Ok the first 4 photos are my front wheel and the hub says schwinn but has no other kind of information on it how do I know what kind of wheel it is. And the last 2 photos are the rear hub and wheel and as suggested earlier the wheel has been changed but I have no idea as to what kind of wheel to look for so that it matches the front wheel any idea guys? Also I did get both front and rear brakes working today as well as rebuilt the front hub wow the grease in that thing was older than me. I hope to get the head set done tomorrow.  Does anyone have any idea as to what kind of oil I should put in the case crank or sturmey hub do they both use the same weight or kind. Thanks and hope to be rolling slowly on this 70 year old soon ( I never thought I would ever be axle to say that and mean it LOL).


----------



## rustjunkie (Mar 28, 2015)

rolling slowly said:


> Does anyone have any idea as to what kind of oil I should put in the case crank or sturmey hub do they both use the same weight or kind.

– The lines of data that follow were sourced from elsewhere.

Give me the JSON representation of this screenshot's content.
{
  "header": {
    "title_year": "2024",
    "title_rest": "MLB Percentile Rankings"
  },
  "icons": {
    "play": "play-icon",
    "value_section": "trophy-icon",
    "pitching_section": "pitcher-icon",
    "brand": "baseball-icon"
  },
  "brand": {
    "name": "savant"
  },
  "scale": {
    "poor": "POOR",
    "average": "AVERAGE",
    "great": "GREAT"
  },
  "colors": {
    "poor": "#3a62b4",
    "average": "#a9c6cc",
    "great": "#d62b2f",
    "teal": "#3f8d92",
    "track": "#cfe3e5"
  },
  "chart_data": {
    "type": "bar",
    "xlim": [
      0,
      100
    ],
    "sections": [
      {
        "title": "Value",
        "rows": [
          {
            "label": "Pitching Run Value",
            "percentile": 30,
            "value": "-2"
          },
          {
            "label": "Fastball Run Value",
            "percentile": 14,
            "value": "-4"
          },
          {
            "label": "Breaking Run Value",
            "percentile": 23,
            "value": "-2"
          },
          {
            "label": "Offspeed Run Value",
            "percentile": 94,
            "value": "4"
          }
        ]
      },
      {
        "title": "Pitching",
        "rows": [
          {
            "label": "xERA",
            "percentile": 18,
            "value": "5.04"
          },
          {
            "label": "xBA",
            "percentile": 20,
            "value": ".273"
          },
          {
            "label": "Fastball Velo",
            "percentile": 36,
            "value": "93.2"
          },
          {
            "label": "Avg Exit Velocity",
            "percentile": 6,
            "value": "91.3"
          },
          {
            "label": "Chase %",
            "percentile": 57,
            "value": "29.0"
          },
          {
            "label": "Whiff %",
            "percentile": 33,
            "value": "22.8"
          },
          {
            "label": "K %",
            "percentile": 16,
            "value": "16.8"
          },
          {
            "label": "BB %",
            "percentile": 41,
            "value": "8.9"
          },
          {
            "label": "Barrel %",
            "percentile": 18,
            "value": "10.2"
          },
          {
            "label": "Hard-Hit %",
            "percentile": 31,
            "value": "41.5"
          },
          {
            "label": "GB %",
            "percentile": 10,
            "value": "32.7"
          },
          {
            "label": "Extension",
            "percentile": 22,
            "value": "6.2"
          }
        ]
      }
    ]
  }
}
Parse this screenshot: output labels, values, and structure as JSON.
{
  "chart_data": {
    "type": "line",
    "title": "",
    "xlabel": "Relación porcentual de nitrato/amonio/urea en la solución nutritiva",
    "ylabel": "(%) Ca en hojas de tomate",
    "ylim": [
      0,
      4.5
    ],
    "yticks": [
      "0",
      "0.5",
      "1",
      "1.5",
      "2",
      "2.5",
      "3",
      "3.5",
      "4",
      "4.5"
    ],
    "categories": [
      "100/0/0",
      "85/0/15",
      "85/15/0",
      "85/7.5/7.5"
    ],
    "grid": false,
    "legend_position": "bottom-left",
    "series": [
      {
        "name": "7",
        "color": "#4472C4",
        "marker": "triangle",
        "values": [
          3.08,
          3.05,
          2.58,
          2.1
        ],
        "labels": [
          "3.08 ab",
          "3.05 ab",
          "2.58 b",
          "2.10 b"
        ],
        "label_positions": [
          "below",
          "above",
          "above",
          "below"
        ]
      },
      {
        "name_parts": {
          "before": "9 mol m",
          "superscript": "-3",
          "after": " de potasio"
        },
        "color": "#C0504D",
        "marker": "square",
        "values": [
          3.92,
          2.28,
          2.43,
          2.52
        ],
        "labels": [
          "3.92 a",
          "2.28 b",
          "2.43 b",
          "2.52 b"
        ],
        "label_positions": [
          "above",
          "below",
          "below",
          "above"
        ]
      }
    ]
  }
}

There's an oil port on the bottom bracket, but I'd probably grease the bearings. IMO regular bearing grease from a auto supply store will be fine. 
I don't suggest taking the hub apart if you've never done it before. 
Here's a link with some info, more via google:

http://sheldonbrown.com/sturmey-archer/use-maintenance.html


----------



## rolling slowly (Mar 31, 2015)

Well its done all but the 3 speed hub. Rides nice very solid and responsive. Still lookin for a match to the front wheel. 


the cranks needed 2 new bearings.  The headset needed 6 new bearings.  Everything received new grease and oil. Need a seat post clamp if anyone has one that is period correct let me know.


----------